Patients with a biological valve may need replacement valve of 10-15 years. Mechanical valves may also fail, so patients should inform their doctor if they have symptoms of valve insufficiency. Patients with mechanical valves must take blood-thinning medication at the end of their lives. Because these medicines increase the risk of bleeding in the body, you should always be used in medical notification bracelet and the doctor or dentist that you are taking anticoagulant medicine. Even if you take anticoagulant medication, you should always inform your doctor and dentist to have had valve surgery. If you have any surgery or dentistry, you should take antibiotics before the procedure. The bacteria can enter the bloodstream during these procedures. If bacteria enter the repair or artificial heart valves, can lead to a serious condition called bacterial endocarditis. Antibiotics can prevent bacterial endocarditis. http://www.insideheart.com/

Mitral Regurgitation also known as mitral insufficiency or mitral incompetence is a disorder affecting the mitral valve of the heart.
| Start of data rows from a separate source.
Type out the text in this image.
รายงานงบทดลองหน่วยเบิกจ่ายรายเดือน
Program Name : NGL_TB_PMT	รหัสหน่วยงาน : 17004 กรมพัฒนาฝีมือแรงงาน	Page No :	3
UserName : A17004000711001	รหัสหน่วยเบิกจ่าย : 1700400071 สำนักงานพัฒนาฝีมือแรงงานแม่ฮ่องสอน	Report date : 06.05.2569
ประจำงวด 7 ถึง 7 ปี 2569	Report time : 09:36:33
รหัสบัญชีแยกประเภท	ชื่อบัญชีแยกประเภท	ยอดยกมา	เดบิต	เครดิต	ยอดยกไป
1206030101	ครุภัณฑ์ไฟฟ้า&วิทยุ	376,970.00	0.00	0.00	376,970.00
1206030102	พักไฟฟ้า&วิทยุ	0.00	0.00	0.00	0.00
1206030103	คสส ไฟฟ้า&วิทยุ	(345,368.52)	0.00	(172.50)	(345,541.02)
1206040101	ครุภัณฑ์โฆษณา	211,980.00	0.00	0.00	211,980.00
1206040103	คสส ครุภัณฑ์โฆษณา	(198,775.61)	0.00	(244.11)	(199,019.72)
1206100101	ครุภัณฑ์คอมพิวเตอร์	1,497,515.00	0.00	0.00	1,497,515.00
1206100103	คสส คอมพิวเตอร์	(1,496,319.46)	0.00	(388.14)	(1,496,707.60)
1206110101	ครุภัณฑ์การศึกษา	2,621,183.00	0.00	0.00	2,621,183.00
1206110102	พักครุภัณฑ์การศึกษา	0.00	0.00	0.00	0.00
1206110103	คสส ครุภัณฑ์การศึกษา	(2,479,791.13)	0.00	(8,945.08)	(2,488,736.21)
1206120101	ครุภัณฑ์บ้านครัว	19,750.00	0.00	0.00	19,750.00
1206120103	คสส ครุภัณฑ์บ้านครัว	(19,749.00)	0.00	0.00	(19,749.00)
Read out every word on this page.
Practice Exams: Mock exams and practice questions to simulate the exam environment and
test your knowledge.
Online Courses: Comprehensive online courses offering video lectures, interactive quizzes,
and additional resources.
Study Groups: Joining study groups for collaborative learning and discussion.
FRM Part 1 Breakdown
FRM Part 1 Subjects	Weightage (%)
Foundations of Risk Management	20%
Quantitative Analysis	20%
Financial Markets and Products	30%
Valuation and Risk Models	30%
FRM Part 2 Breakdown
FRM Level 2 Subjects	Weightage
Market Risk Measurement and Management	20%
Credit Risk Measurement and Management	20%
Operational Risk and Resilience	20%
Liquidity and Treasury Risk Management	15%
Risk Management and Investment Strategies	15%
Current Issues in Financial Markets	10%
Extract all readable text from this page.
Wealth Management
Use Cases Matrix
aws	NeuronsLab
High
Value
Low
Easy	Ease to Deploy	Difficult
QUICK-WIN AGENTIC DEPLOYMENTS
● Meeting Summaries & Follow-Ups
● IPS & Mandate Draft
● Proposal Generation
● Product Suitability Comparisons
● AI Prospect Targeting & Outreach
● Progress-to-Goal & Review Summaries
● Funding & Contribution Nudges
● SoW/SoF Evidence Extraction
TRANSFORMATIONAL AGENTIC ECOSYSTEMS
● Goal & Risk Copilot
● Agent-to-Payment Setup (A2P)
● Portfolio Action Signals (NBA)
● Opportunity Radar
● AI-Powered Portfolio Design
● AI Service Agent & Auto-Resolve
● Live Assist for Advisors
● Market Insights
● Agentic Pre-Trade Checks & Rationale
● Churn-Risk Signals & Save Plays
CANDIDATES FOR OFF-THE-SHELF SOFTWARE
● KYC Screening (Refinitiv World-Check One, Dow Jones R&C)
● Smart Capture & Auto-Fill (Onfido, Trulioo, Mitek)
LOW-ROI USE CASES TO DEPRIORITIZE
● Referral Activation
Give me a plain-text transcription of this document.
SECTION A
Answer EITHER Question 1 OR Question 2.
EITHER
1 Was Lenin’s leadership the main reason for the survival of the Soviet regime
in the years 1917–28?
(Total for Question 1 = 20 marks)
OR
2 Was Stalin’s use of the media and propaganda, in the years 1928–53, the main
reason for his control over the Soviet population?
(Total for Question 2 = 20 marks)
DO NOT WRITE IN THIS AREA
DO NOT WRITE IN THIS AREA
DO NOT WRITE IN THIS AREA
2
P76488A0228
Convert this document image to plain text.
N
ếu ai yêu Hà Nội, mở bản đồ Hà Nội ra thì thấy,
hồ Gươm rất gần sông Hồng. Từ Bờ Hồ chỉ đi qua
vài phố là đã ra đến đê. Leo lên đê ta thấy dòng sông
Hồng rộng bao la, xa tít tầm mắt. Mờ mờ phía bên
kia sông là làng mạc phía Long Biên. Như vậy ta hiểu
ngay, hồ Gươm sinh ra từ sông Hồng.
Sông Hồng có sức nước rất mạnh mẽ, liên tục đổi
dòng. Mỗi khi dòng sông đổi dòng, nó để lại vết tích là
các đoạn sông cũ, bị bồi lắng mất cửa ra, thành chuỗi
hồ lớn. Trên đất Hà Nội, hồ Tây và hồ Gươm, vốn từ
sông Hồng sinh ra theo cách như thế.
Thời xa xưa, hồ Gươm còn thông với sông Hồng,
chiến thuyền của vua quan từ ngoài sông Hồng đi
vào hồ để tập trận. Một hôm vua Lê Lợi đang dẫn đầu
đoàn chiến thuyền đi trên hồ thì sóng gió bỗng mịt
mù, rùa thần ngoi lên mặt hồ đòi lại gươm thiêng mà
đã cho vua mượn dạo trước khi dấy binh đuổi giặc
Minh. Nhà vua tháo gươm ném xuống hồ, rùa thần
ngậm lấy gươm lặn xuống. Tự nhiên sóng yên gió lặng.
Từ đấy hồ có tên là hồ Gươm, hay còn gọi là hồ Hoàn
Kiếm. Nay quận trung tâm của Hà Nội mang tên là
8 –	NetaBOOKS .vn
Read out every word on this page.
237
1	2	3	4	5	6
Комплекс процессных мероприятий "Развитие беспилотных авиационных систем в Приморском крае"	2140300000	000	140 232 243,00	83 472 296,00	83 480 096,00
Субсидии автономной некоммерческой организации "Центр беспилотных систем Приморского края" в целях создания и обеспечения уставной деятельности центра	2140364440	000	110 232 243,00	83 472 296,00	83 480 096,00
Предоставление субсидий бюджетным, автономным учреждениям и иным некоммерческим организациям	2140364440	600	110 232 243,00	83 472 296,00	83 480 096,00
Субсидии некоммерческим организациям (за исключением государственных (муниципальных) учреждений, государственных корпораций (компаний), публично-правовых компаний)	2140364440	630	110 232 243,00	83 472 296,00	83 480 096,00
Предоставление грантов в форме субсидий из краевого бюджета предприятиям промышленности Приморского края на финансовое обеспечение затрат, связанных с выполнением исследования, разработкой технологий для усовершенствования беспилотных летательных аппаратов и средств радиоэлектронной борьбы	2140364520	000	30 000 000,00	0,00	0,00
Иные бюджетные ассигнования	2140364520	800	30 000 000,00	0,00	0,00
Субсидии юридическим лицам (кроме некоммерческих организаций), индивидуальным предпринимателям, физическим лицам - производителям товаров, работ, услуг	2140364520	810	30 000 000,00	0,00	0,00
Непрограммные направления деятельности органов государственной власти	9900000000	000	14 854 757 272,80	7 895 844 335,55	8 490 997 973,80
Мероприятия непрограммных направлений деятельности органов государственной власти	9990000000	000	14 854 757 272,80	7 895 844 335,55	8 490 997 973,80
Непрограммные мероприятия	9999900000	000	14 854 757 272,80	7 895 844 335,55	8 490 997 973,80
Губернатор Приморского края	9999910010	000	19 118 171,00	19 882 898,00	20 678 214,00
The cusps or flaps of the mitral valve do not seal tightly in this condition and causes a backflow of blood through the mitral valve from the left ventricle to the let atrium of the heart. The heart valve in this state is referred to as a leaky valve. http://www.heart-consult.com

Various symptoms are
* Shortness of breath.
* Pulmonary edema or fluid accumulation in the lungs.
* Orthopnea or shortness of breath while lying flat.
* Paroxysmal nocturnal dyspnea or Cardiac Asthma
* Decreased exercise tolerance.
* Swollen feet or ankles.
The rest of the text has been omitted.